It's the lady at the pool that practically pushes my child aside to go up the steps. No excuse me or even eye contact even though we are the only other people in the pool. Its the woman at the grocery store berating the lady waiting in her car for her grocery delivery because she has been parked there too long and the other woman wants her to move. No, please could you move up or can I get in here. Just a barrage of verbal abuse.
It's also the lack of compassion from others when dealing with those with food allergies. Its the parents of another child in my son's class. As the teacher is explaining that there is one child in the class with severe food allergies the parent spews out "So everyone else has to suffer because of one child." If he had let the teacher finish he would have realized that her comments would have ended in "You can still bring what you want and the parent of the food allergic child will provide a separate snack."
It's the same teacher a month later refusing to change her plans to make cookies using both milk and eggs in the classroom, even though I have offered to make cookie dough for the whole class, because "We do not deprive the other children because of one child." They had made no other plan for my child, he was just not going to be allowed to participate in the cookie making.

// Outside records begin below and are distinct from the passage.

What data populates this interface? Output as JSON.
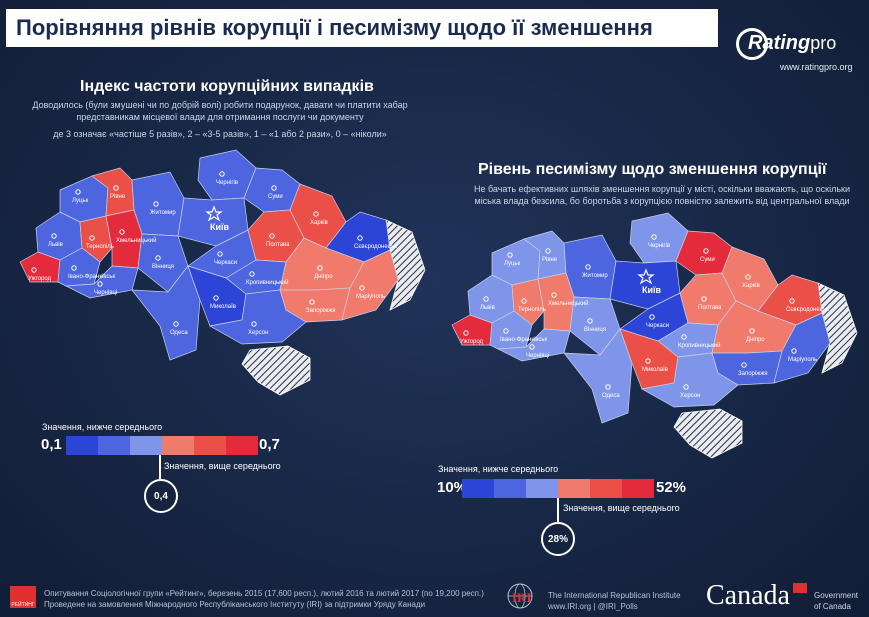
{
  "title": "Порівняння рівнів корупції і песимізму щодо її зменшення",
  "logo": {
    "brand": "Rating",
    "brand_suffix": "pro",
    "url": "www.ratingpro.org"
  },
  "left": {
    "heading": "Індекс частоти корупційних випадків",
    "subtitle": "Доводилось (були змушені чи по добрій волі) робити подарунок, давати чи платити хабар представникам місцевої влади для отримання послуги чи документу",
    "scale_note": "де 3 означає «частіше 5 разів», 2 – «3-5 разів», 1 – «1 або 2 рази», 0 – «ніколи»",
    "legend": {
      "below_label": "Значення, нижче середнього",
      "above_label": "Значення, вище середнього",
      "min": "0,1",
      "max": "0,7",
      "mid": "0,4",
      "colors": [
        "#2c45d6",
        "#4d66e0",
        "#7f95ea",
        "#f07a6c",
        "#ea5048",
        "#e32b3c"
      ]
    },
    "regions": [
      {
        "name": "Луцьк",
        "value": 1
      },
      {
        "name": "Рівне",
        "value": 4
      },
      {
        "name": "Житомир",
        "value": 1
      },
      {
        "name": "Чернігів",
        "value": 1
      },
      {
        "name": "Суми",
        "value": 1
      },
      {
        "name": "Львів",
        "value": 1
      },
      {
        "name": "Тернопіль",
        "value": 4
      },
      {
        "name": "Хмельницький",
        "value": 5
      },
      {
        "name": "Вінниця",
        "value": 1
      },
      {
        "name": "Київ",
        "value": 1
      },
      {
        "name": "Черкаси",
        "value": 1
      },
      {
        "name": "Полтава",
        "value": 4
      },
      {
        "name": "Харків",
        "value": 4
      },
      {
        "name": "Сєвєродонецьк",
        "value": 0
      },
      {
        "name": "Ужгород",
        "value": 5
      },
      {
        "name": "Івано-Франківськ",
        "value": 1
      },
      {
        "name": "Чернівці",
        "value": 1
      },
      {
        "name": "Кропивницький",
        "value": 1
      },
      {
        "name": "Дніпро",
        "value": 3
      },
      {
        "name": "Запоріжжя",
        "value": 3
      },
      {
        "name": "Маріуполь",
        "value": 3
      },
      {
        "name": "Одеса",
        "value": 1
      },
      {
        "name": "Миколаїв",
        "value": 0
      },
      {
        "name": "Херсон",
        "value": 1
      }
    ]
  },
  "right": {
    "heading": "Рівень песимізму щодо зменшення корупції",
    "subtitle": "Не бачать ефективних шляхів зменшення корупції у місті, оскільки вважають, що оскільки міська влада безсила, бо боротьба з корупцією повністю залежить від центральної влади",
    "legend": {
      "below_label": "Значення, нижче середнього",
      "above_label": "Значення, вище середнього",
      "min": "10%",
      "max": "52%",
      "mid": "28%",
      "colors": [
        "#2c45d6",
        "#4d66e0",
        "#7f95ea",
        "#f07a6c",
        "#ea5048",
        "#e32b3c"
      ]
    },
    "regions": [
      {
        "name": "Луцьк",
        "value": 2
      },
      {
        "name": "Рівне",
        "value": 2
      },
      {
        "name": "Житомир",
        "value": 1
      },
      {
        "name": "Чернігів",
        "value": 2
      },
      {
        "name": "Суми",
        "value": 5
      },
      {
        "name": "Львів",
        "value": 2
      },
      {
        "name": "Тернопіль",
        "value": 3
      },
      {
        "name": "Хмельницький",
        "value": 3
      },
      {
        "name": "Вінниця",
        "value": 2
      },
      {
        "name": "Київ",
        "value": 0
      },
      {
        "name": "Черкаси",
        "value": 0
      },
      {
        "name": "Полтава",
        "value": 3
      },
      {
        "name": "Харків",
        "value": 3
      },
      {
        "name": "Сєвєродонецьк",
        "value": 4
      },
      {
        "name": "Ужгород",
        "value": 5
      },
      {
        "name": "Івано-Франківськ",
        "value": 2
      },
      {
        "name": "Чернівці",
        "value": 2
      },
      {
        "name": "Кропивницький",
        "value": 2
      },
      {
        "name": "Дніпро",
        "value": 3
      },
      {
        "name": "Запоріжжя",
        "value": 1
      },
      {
        "name": "Маріуполь",
        "value": 1
      },
      {
        "name": "Одеса",
        "value": 2
      },
      {
        "name": "Миколаїв",
        "value": 4
      },
      {
        "name": "Херсон",
        "value": 2
      }
    ]
  },
  "footer": {
    "logo_label": "РЕЙТИНГ",
    "line1": "Опитування Соціологічної групи «Рейтинг», березень 2015 (17,600 респ.), лютий 2016 та лютий 2017 (по 19,200 респ.)",
    "line2": "Проведене на замовлення Міжнародного Республіканського Інституту (IRI) за підтримки Уряду Канади",
    "iri_line1": "The International Republican Institute",
    "iri_line2": "www.IRI.org | @IRI_Polls",
    "iri_logo": "IRI",
    "canada": "Canada",
    "gov_line1": "Government",
    "gov_line2": "of Canada"
  }
}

It's a woman in one of my former playgroups that would continuously bring unsafe snacks not just to our playgroups but to my house. An eggy milk, based dip one time. A snickers cheesecake to another. That time the playgroup wasn't at my house it was at another members house who had just found out her son had a severe peanut allergy. I could never understand if she just didn't get it or just didn't care.
It is the Washington Post printing an editorial response (in very large print) to an article about peanut free sections at baseball games. "I'll give up my peanut butter and jelly sandwich when you pry it from my cold, dead hands."

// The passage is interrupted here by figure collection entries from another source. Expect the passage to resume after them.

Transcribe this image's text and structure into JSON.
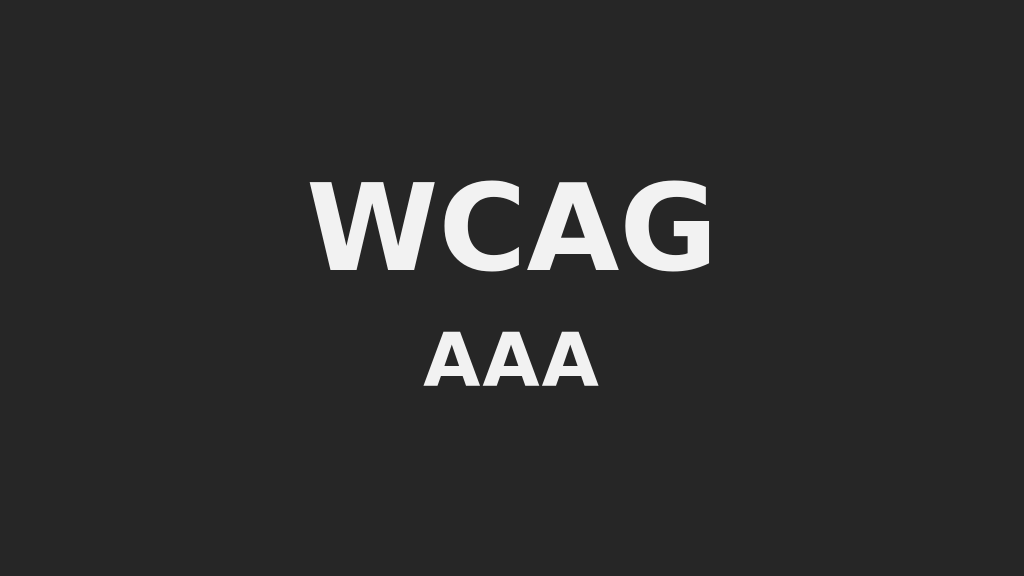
{
  "title": "WCAG",
  "subtitle": "AAA",
  "colors": {
    "background": "#262626",
    "text": "#f2f2f2"
  }
}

I realize that all these incidents may seem very minor. But I have dozens more. They one by one add up and make me wary of people's reactions to me, to my children and to their food allergies. I honestly didn't make up their problems or cause them or want to even burden YOU with them. But we all live in this world together and we all, in one way of the other, too often look the other way and say "That is not my problem." We lack compassion for another person's burdens and instead focus on how their problem encroaches upon my rights.

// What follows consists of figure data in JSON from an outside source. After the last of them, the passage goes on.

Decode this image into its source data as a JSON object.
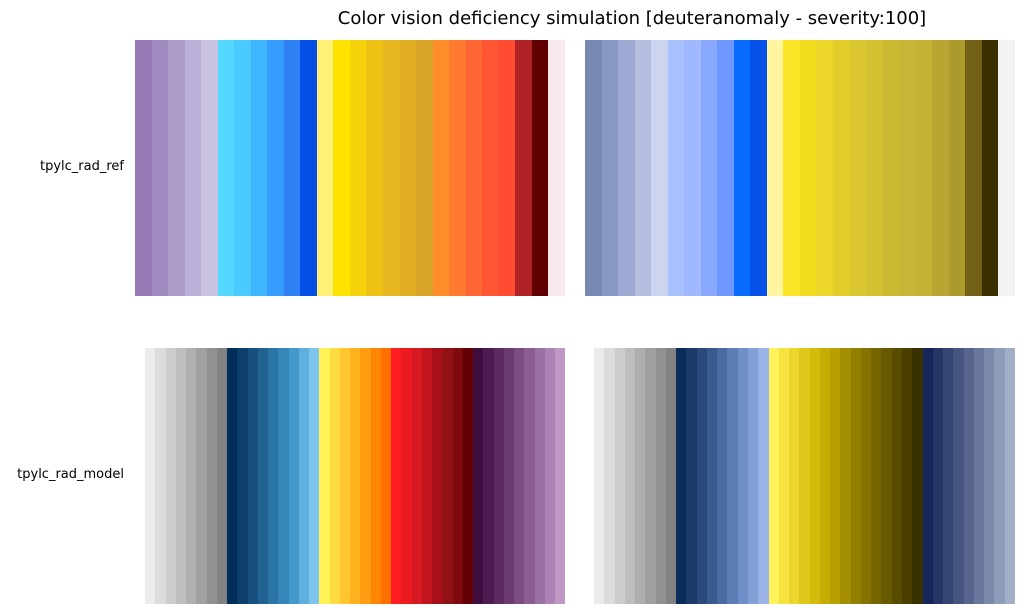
{
  "figure": {
    "title": "Color vision deficiency simulation [deuteranomaly - severity:100]"
  },
  "chart_data": [
    {
      "type": "heatmap",
      "row_label": "tpylc_rad_ref",
      "variant": "original",
      "colors": [
        "#957ab5",
        "#a08bc0",
        "#ad9bc8",
        "#bdb0d8",
        "#cac2e3",
        "#55d8ff",
        "#4acbff",
        "#3eb5ff",
        "#359dff",
        "#2f80f5",
        "#0650e6",
        "#fff176",
        "#ffe200",
        "#f6d20a",
        "#ecc315",
        "#e6b71f",
        "#e0ac22",
        "#d9a526",
        "#ff8d2b",
        "#ff7a2f",
        "#ff6633",
        "#ff5533",
        "#ff4c33",
        "#b02226",
        "#600000",
        "#f9e9ec"
      ]
    },
    {
      "type": "heatmap",
      "row_label": "tpylc_rad_ref",
      "variant": "deuteranomaly",
      "colors": [
        "#7a89b4",
        "#8a99c4",
        "#9eaad3",
        "#b4bfe0",
        "#ccd4f0",
        "#a9c1ff",
        "#9fb8ff",
        "#89a8ff",
        "#6e98ff",
        "#086cff",
        "#0651e8",
        "#fff59e",
        "#fae626",
        "#f2dc1e",
        "#ecd627",
        "#e2cd2b",
        "#dbc630",
        "#d5c031",
        "#cdba33",
        "#c8b535",
        "#c5b234",
        "#b9a531",
        "#ab9a2c",
        "#736118",
        "#3a2f00",
        "#f2f2f2"
      ]
    },
    {
      "type": "heatmap",
      "row_label": "tpylc_rad_model",
      "variant": "original",
      "colors": [
        "#ebebeb",
        "#dcdcdc",
        "#cdcdcd",
        "#bebebe",
        "#afafaf",
        "#a0a0a0",
        "#919191",
        "#828282",
        "#022f59",
        "#0c3f6b",
        "#17507f",
        "#216293",
        "#2b74a6",
        "#3686ba",
        "#4499cc",
        "#5fb0e0",
        "#7dc4ef",
        "#fff358",
        "#ffdb42",
        "#ffc62f",
        "#ffb11e",
        "#ff9c10",
        "#ff8605",
        "#ff6f00",
        "#ff1d24",
        "#ec1b22",
        "#d61820",
        "#c1141c",
        "#a90f18",
        "#921114",
        "#7e0a0e",
        "#620005",
        "#3f0d3f",
        "#4e1b50",
        "#5d2a61",
        "#6b3a71",
        "#7b4b82",
        "#8b5d93",
        "#9b70a4",
        "#ac83b4",
        "#bf98c4"
      ]
    },
    {
      "type": "heatmap",
      "row_label": "tpylc_rad_model",
      "variant": "deuteranomaly",
      "colors": [
        "#ebebeb",
        "#dcdcdc",
        "#cdcdcd",
        "#bebebe",
        "#afafaf",
        "#a0a0a0",
        "#919191",
        "#828282",
        "#0a2c59",
        "#1b3a6a",
        "#2a4a7c",
        "#395a8f",
        "#4a6ba2",
        "#5b7cb4",
        "#6d8ec6",
        "#829fd6",
        "#9bb3e8",
        "#fff15a",
        "#f6e33f",
        "#ecd52c",
        "#e0c81a",
        "#d4bb0c",
        "#c6ad04",
        "#b9a000",
        "#a38d00",
        "#948000",
        "#857300",
        "#766600",
        "#675900",
        "#584c00",
        "#4a3f00",
        "#3a3100",
        "#16255a",
        "#263566",
        "#364573",
        "#475681",
        "#58668f",
        "#6a789d",
        "#7c8aab",
        "#8f9cb9",
        "#a3afc7"
      ]
    }
  ]
}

I am not asking you to change the way you live. But if you are my neighbor, I think it is kind if you look me in the eye and say hello. If you are my son's teacher, I expect you to make him feel included and keep him out of dangers way. If you are parents of other kids at my children's' school I wish you could see us as part of your community and not as "the child who deprives others."
Just walk a day in my shoes. I am striving to walk a day in yours.